Walker also says Wells Fargo Advisors, formed by Wells Fargo's purchase of Wachovia earlier this year, is now focused on growing as a good operator rather than as a good integrator.
"It's been over two years since we announced the merger with A.G. Edwards," he explains, "and in October, it will be exactly two years ago that the merger was finalized." Some rivals, Walker notes, "are just entering the integration phase."
Through the legacy A.G. Edwards training program, Wells Fargo Advisors is likely to hire 400-500 new advisors in 2010, according to the executive. "This is a great growth lever," Walker notes.
"We can compete with any firm out there," says Walker. "We have the scale and scope of products, services, technology and human capital.
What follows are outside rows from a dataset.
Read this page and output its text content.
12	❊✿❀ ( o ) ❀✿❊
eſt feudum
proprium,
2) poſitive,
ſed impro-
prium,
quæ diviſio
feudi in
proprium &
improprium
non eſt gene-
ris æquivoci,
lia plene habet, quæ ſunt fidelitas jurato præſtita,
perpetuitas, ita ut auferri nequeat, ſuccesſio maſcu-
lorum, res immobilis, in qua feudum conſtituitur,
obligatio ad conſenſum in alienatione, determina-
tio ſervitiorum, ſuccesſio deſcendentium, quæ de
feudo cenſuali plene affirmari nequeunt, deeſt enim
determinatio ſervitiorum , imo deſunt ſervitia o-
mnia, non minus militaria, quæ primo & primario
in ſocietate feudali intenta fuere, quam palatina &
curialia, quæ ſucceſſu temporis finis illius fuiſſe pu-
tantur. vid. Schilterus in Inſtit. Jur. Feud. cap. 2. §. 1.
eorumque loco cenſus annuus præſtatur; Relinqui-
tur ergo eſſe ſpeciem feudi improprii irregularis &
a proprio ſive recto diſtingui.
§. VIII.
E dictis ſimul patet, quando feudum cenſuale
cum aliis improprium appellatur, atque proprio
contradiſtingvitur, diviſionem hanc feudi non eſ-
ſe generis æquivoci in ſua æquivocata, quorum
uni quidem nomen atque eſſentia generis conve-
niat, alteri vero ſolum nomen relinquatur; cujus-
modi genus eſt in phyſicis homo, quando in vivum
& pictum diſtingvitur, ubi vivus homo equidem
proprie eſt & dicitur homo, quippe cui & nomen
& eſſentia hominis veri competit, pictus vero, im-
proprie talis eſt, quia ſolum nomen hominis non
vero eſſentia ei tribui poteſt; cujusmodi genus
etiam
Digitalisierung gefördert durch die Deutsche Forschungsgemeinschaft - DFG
We are firmly positioned with a great corporate parent."
Its corporate parent, Wells Fargo, can help advisors grow their business by providing them with "a steady source of leads and referrals," he explains. Plus, the brokerage business has a strong regional culture.
"We feel very good when we look at the number of FAs that we're having conversations with and the responses we get to our multi-channel business model," explains Walker. The combined financial advisory businesses of Wells Fargo and Wachovia unveiled a new national advertising campaign in mid-September, after introducing the Wells Fargo Advisor brand in May.
"The new advertisements allow us to emphasize Wells Fargo Advisors' position as the financial advice arm of Wells Fargo, while reengaging with our clients and demonstrating how our union with Wells Fargo creates a brokerage firm that is even more qualified to help our clients achieve their life goals," says David Monday, executive director of marketing, innovation and growth.
The TV ads can be seen on Sunday morning talk shows, NFL football games and select cable television stations, including CNN, CNBC, Fox News, MSNBC, the Weather and Travel channels and ESPN. In addition, a sponsorship message will appear on select PBS programs. Print and online ads will also appear in various publications and on websites.